Tuesday, November 19, I was still fighting the testing bottleneck.
Parallel execution made workflows faster. But watching them run in the CLI was becoming its own problem.
The Interactive Execution Problems
When you run workflows interactively in the chat, you see everything Claude does. Every tool call. Every worker invocation. Every result.
This creates several problems:
Conversation compacting: Long workflows generate so much context that Claude automatically compacts the conversation mid-execution. The CLI flickers. You lose track of where you are.
Display issues: The CLI tool struggles with massive amounts of output. Screen refreshes get laggy. Text display gets weird.

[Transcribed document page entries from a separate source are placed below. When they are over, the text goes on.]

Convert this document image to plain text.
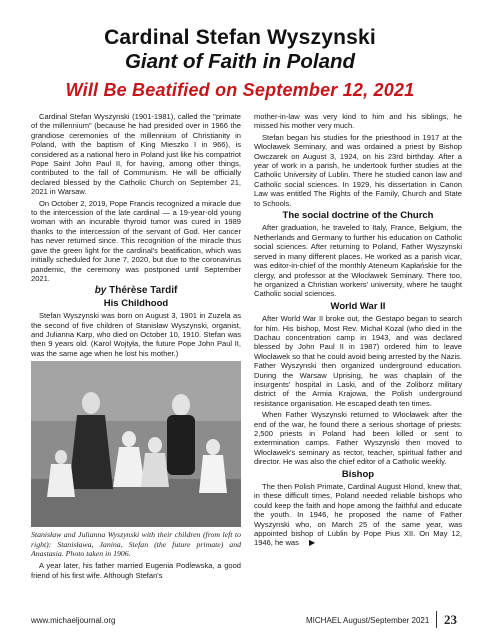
Cardinal Stefan Wyszynski
Giant of Faith in Poland
Will Be Beatified on September 12, 2021

Cardinal Stefan Wyszynski (1901-1981), called the "primate of the millennium" (because he had presided over in 1966 the grandiose ceremonies of the millennium of Christianity in Poland, with the baptism of King Mieszko I in 966), is considered as a national hero in Poland just like his compatriot Pope Saint John Paul II, for having, among other things, contributed to the fall of Communism. He will be officially declared blessed by the Catholic Church on September 21, 2021 in Warsaw.

On October 2, 2019, Pope Francis recognized a miracle due to the intercession of the late cardinal — a 19-year-old young woman with an incurable thyroid tumor was cured in 1989 thanks to the intercession of the servant of God. Her cancer has never returned since. This recognition of the miracle thus gave the green light for the cardinal's beatification, which was initially scheduled for June 7, 2020, but due to the coronavirus pandemic, the ceremony was postponed until September 2021.

by Thérèse Tardif
His Childhood

Stefan Wyszynski was born on August 3, 1901 in Zuzela as the second of five children of Stanisław Wyszynski, organist, and Julianna Karp, who died on October 10, 1910. Stefan was then 9 years old. (Karol Wojtyła, the future Pope John Paul II, was the same age when he lost his mother.)

Stanisław and Julianna Wyszynski with their children (from left to right): Stanisława, Janina, Stefan (the future primate) and Anastasia. Photo taken in 1906.

A year later, his father married Eugenia Podlewska, a good friend of his first wife. Although Stefan's

mother-in-law was very kind to him and his siblings, he missed his mother very much.

Stefan began his studies for the priesthood in 1917 at the Włocławek Seminary, and was ordained a priest by Bishop Owczarek on August 3, 1924, on his 23rd birthday. After a year of work in a parish, he undertook further studies at the Catholic University of Lublin. There he studied canon law and Catholic social sciences. In 1929, his dissertation in Canon Law was entitled The Rights of the Family, Church and State to Schools.

The social doctrine of the Church

After graduation, he traveled to Italy, France, Belgium, the Netherlands and Germany to further his education on Catholic social sciences. After returning to Poland, Father Wyszynski served in many different places. He worked as a parish vicar, was editor-in-chief of the monthly Ateneum Kapłańskie for the clergy, and professor at the Włocławek Seminary. There too, he organized a Christian workers' university, where he taught Catholic social sciences.

World War II

After World War II broke out, the Gestapo began to search for him. His bishop, Most Rev. Michał Kozal (who died in the Dachau concentration camp in 1943, and was declared blessed by John Paul II in 1987) ordered him to leave Włocławek so that he could avoid being arrested by the Nazis. Father Wyszynski then organized underground education. During the Warsaw Uprising, he was chaplain of the insurgents' hospital in Laski, and of the Zoliborz military district of the Armia Krajowa, the Polish underground resistance organisation. He escaped death ten times.

When Father Wyszynski returned to Włocławek after the end of the war, he found there a serious shortage of priests: 2,500 priests in Poland had been killed or sent to extermination camps. Father Wyszynski then moved to Włocławek's seminary as rector, teacher, spiritual father and director. He was also the chief editor of a Catholic weekly.

Bishop

The then Polish Primate, Cardinal August Hlond, knew that, in these difficult times, Poland needed reliable bishops who could keep the faith and hope among the faithful and educate the youth. In 1946, he proposed the name of Father Wyszynski who, on March 25 of the same year, was appointed bishop of Lublin by Pope Pius XII. On May 12, 1946, he was ▶

www.michaeljournal.org	MICHAEL August/September 2021 23
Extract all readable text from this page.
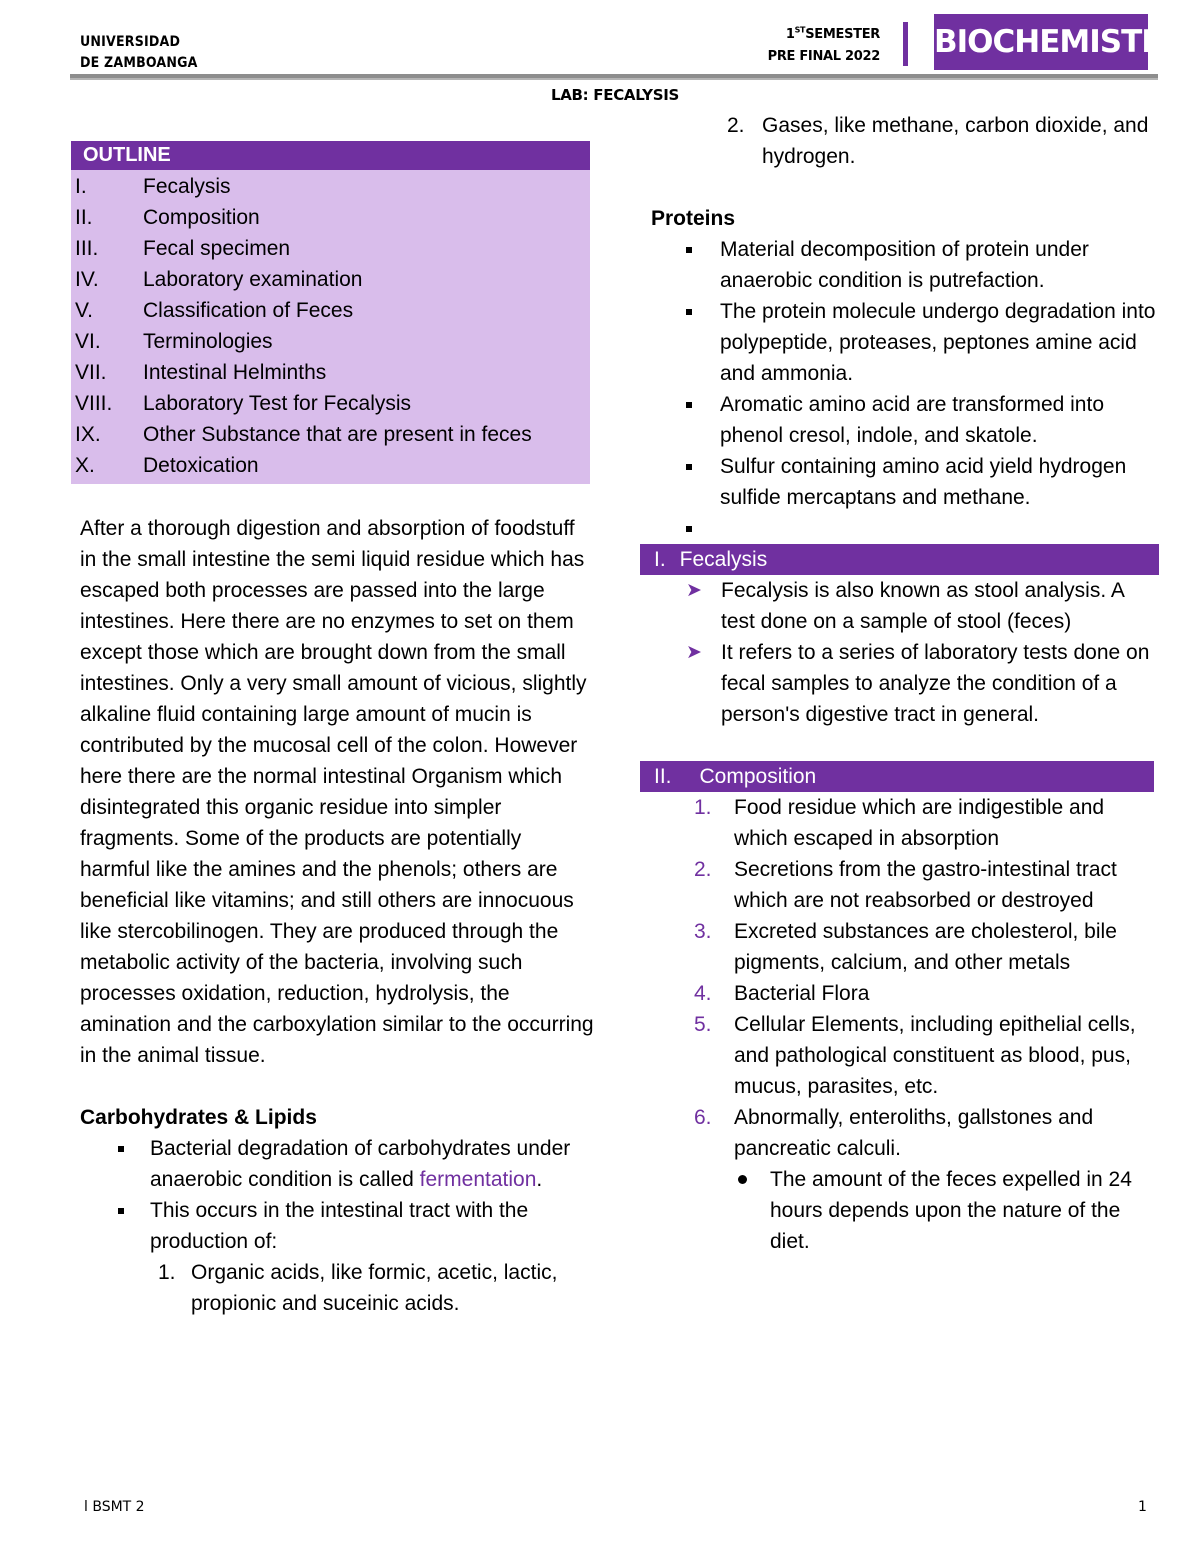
UNIVERSIDAD
DE ZAMBOANGA
1STSEMESTER
PRE FINAL 2022 BIOCHEMISTRY
LAB: FECALYSIS
OUTLINE
I.	Fecalysis
II. Composition
III. Fecal specimen
IV. Laboratory examination
V. Classification of Feces
VI. Terminologies
VII. Intestinal Helminths
VIII. Laboratory Test for Fecalysis
IX. Other Substance that are present in feces
X. Detoxication

After a thorough digestion and absorption of foodstuff in the small intestine the semi liquid residue which has escaped both processes are passed into the large intestines. Here there are no enzymes to set on them except those which are brought down from the small intestines. Only a very small amount of vicious, slightly alkaline fluid containing large amount of mucin is contributed by the mucosal cell of the colon. However here there are the normal intestinal Organism which disintegrated this organic residue into simpler fragments. Some of the products are potentially harmful like the amines and the phenols; others are beneficial like vitamins; and still others are innocuous like stercobilinogen. They are produced through the metabolic activity of the bacteria, involving such processes oxidation, reduction, hydrolysis, the amination and the carboxylation similar to the occurring in the animal tissue.

Carbohydrates & Lipids

Bacterial degradation of carbohydrates under anaerobic condition is called fermentation.
This occurs in the intestinal tract with the production of:
1. Organic acids, like formic, acetic, lactic, propionic and suceinic acids.
2. Gases, like methane, carbon dioxide, and hydrogen.

Proteins

Material decomposition of protein under anaerobic condition is putrefaction.
The protein molecule undergo degradation into polypeptide, proteases, peptones amine acid and ammonia.
Aromatic amino acid are transformed into phenol cresol, indole, and skatole.
Sulfur containing amino acid yield hydrogen sulfide mercaptans and methane.
I. Fecalysis
➤ Fecalysis is also known as stool analysis. A test done on a sample of stool (feces)
➤ It refers to a series of laboratory tests done on fecal samples to analyze the condition of a person's digestive tract in general.
II. Composition
1. Food residue which are indigestible and which escaped in absorption
2. Secretions from the gastro-intestinal tract which are not reabsorbed or destroyed
3. Excreted substances are cholesterol, bile pigments, calcium, and other metals
4. Bacterial Flora
5. Cellular Elements, including epithelial cells, and pathological constituent as blood, pus, mucus, parasites, etc.
6. Abnormally, enteroliths, gallstones and pancreatic calculi.
The amount of the feces expelled in 24 hours depends upon the nature of the diet.
l BSMT 2	1
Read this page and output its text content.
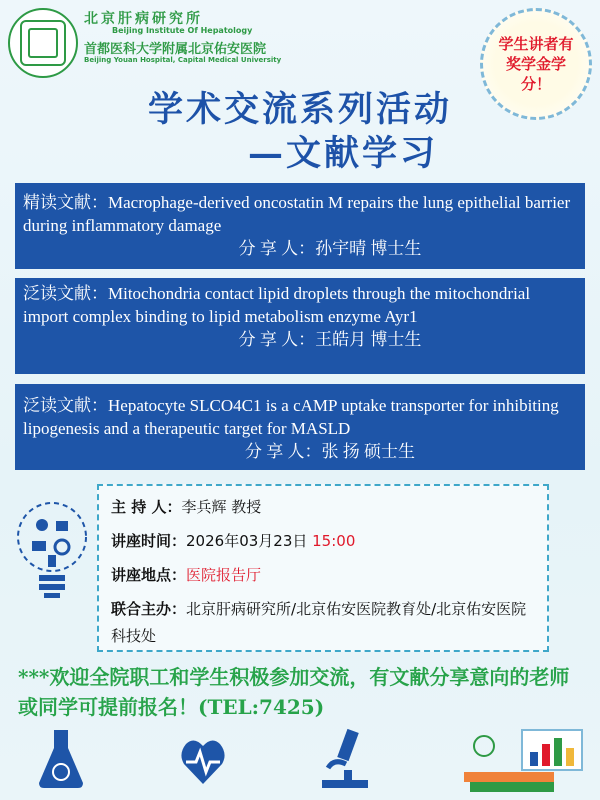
北京肝病研究所
Beijing Institute Of Hepatology
首都医科大学附属北京佑安医院
Beijing Youan Hospital, Capital Medical University
学生讲者有奖学金学分！
学术交流系列活动
—文献学习
精读文献：Macrophage-derived oncostatin M repairs the lung epithelial barrier during inflammatory damage
分 享 人：孙宇晴 博士生
泛读文献：Mitochondria contact lipid droplets through the mitochondrial import complex binding to lipid metabolism enzyme Ayr1
分 享 人：王皓月 博士生
泛读文献：Hepatocyte SLCO4C1 is a cAMP uptake transporter for inhibiting lipogenesis and a therapeutic target for MASLD
分 享 人：张 扬 硕士生
主 持 人：李兵辉 教授
讲座时间：2026年03月23日 15:00
讲座地点：医院报告厅
联合主办：北京肝病研究所/北京佑安医院教育处/北京佑安医院科技处
***欢迎全院职工和学生积极参加交流，有文献分享意向的老师或同学可提前报名！(TEL:7425)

Context bloat: Every output line adds to the context. By the end of a workflow, the conversation is enormous.
But there was another hypothesis forming: What if the verbosity itself affected timing?
The Verbosity Hypothesis
Claude outputs text during execution. Explanations. Status updates. Results.
What if generating that output wasn’t free? What if the time spent formatting and displaying text was part of why timing was so inconsistent?
Interactive mode requires Claude to:
- Decide what to output
- Format it for readability
- Stream it to the display
- Update the context with it
All of that happens during execution. What if it affected performance?
The Discovery
I found it in the documentation: background execution mode.
Claude can run in the background. No interactive output during execution. Results logged to a file instead of displayed in chat. You start it, it runs, you check the log when it’s done.
The execution model changes completely:
Interactive mode:
You: Run workflow Claude: Starting workflow... [output streams] Claude: Invoking worker A... [more output] Claude: Processing results... [more output] Claude: Done [final output]
Background mode:
You: Run workflow in background Claude: Started [returns immediately] [Workflow runs with no output] You: [later] Check log file Log: [Complete results]
The Benefits
Background execution could solve multiple problems simultaneously:
No compacting: Background runs don’t add to chat context. No conversation compacting mid-execution.
No CLI issues: Nothing streaming to the display means no flicker, no lag, no weird rendering.
Cleaner logs: Output goes to a file. Clean, structured, easy to read later.
Potentially faster: If verbosity affects timing, background runs might be more consistent because they’re not generating interactive output.
“Start and forget”: Launch a workflow, go do other work, come back later for results.
The Problem
Background execution looked promising. But using it for real testing revealed how much manual work was still required.
For each repository, I needed to:
- Record the timing with a stopwatch
- Manually commit and push the changes
- Create pull requests
- Analyze the log files
The logs were the real problem. Incredibly long. JSON format. Basically no documentation. I didn’t even try to parse them manually. I could tell immediately I’d need AI help for that.
The command syntax itself was cumbersome. But that was just the beginning. To test workflows across multiple repositories, I needed all of this automated.
So I asked Claude to help me build something better.